3. Promote Financial Transparency
The origin of the overhead myth is essentially donors wanting to know that the nonprofits they support will use their contributions to further their missions. Even though views on overhead are changing, it’s still important to be open and honest about your organization’s financial situation to build trust with supporters and prove that you’re managing their gifts responsibly.
Here are a few tools you can use to promote financial transparency at your nonprofit:
- Recent tax returns. The IRS requires all Form 990s to be publicly available for at least three years after filing and will publish yours on its website shortly after it’s approved. Once this happens, consider linking to your last few returns on your organization’s website so interested audiences can find them more easily.
- Annual reports. Loop’s nonprofit annual report guide recommends including an overview of your organization’s financial data in the body of your report, using charts and graphs to make the information easier to digest at a glance. Then, attach your financial statements as appendices in case some readers want to dig deeper.
- Thank-you messages. After a fundraising event or campaign, share data like the total amount raised and how much you brought in through various fundraising methods (e.g., auction data could be organized according to ticket sales, item purchases, and additional donations) in your follow-ups. This will show supporters how they made your success possible in concrete ways and make them feel even more appreciated.

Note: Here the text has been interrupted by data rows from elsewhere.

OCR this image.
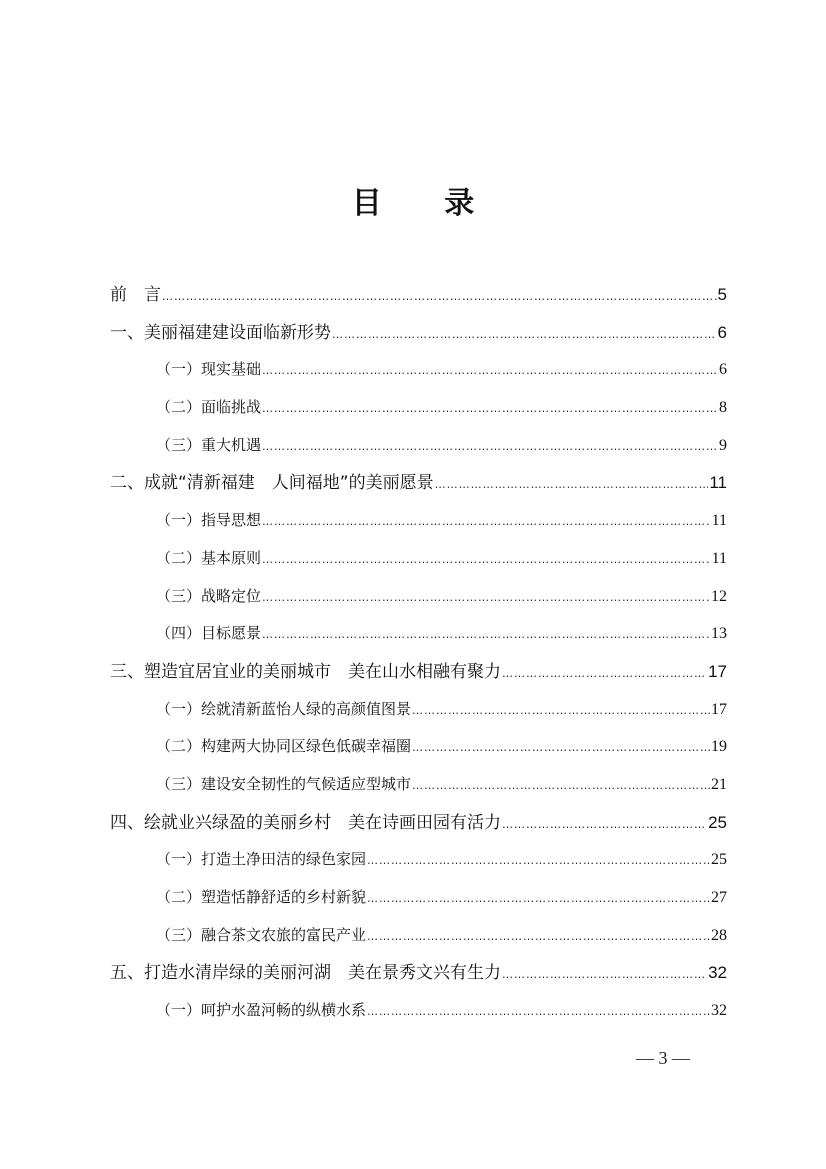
目 录
前　言 …………………………………………………………………………………………………………………………………………………………………………………………………………	5
一、美丽福建建设面临新形势 …………………………………………………………………………………………………………………………………………………………………………………………………………	6
（一）现实基础 …………………………………………………………………………………………………………………………………………………………………………………………………………	6
（二）面临挑战 …………………………………………………………………………………………………………………………………………………………………………………………………………	8
（三）重大机遇 …………………………………………………………………………………………………………………………………………………………………………………………………………	9
二、成就“清新福建　人间福地”的美丽愿景 …………………………………………………………………………………………………………………………………………………………………………………………………………	11
（一）指导思想 …………………………………………………………………………………………………………………………………………………………………………………………………………	11
（二）基本原则 …………………………………………………………………………………………………………………………………………………………………………………………………………	11
（三）战略定位 …………………………………………………………………………………………………………………………………………………………………………………………………………	12
（四）目标愿景 …………………………………………………………………………………………………………………………………………………………………………………………………………	13
三、塑造宜居宜业的美丽城市　美在山水相融有聚力 …………………………………………………………………………………………………………………………………………………………………………………………………………	17
（一）绘就清新蓝怡人绿的高颜值图景 …………………………………………………………………………………………………………………………………………………………………………………………………………	17
（二）构建两大协同区绿色低碳幸福圈 …………………………………………………………………………………………………………………………………………………………………………………………………………	19
（三）建设安全韧性的气候适应型城市 …………………………………………………………………………………………………………………………………………………………………………………………………………	21
四、绘就业兴绿盈的美丽乡村　美在诗画田园有活力 …………………………………………………………………………………………………………………………………………………………………………………………………………	25
（一）打造土净田洁的绿色家园 …………………………………………………………………………………………………………………………………………………………………………………………………………	25
（二）塑造恬静舒适的乡村新貌 …………………………………………………………………………………………………………………………………………………………………………………………………………	27
（三）融合茶文农旅的富民产业 …………………………………………………………………………………………………………………………………………………………………………………………………………	28
五、打造水清岸绿的美丽河湖　美在景秀文兴有生力 …………………………………………………………………………………………………………………………………………………………………………………………………………	32
（一）呵护水盈河畅的纵横水系 …………………………………………………………………………………………………………………………………………………………………………………………………………	32
— 3 —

If these tips seem overwhelming at first, know that your nonprofit doesn’t have to go about improving its financial health alone. There are plenty of nonprofit-sector financial professionals like accountants, controllers, and fractional CFOs who understand your situation deeply and can draw on their experience to create tailored solutions for your organization. Start strategizing how you’ll implement these improvements, and don’t hesitate to reach out for help when you need it.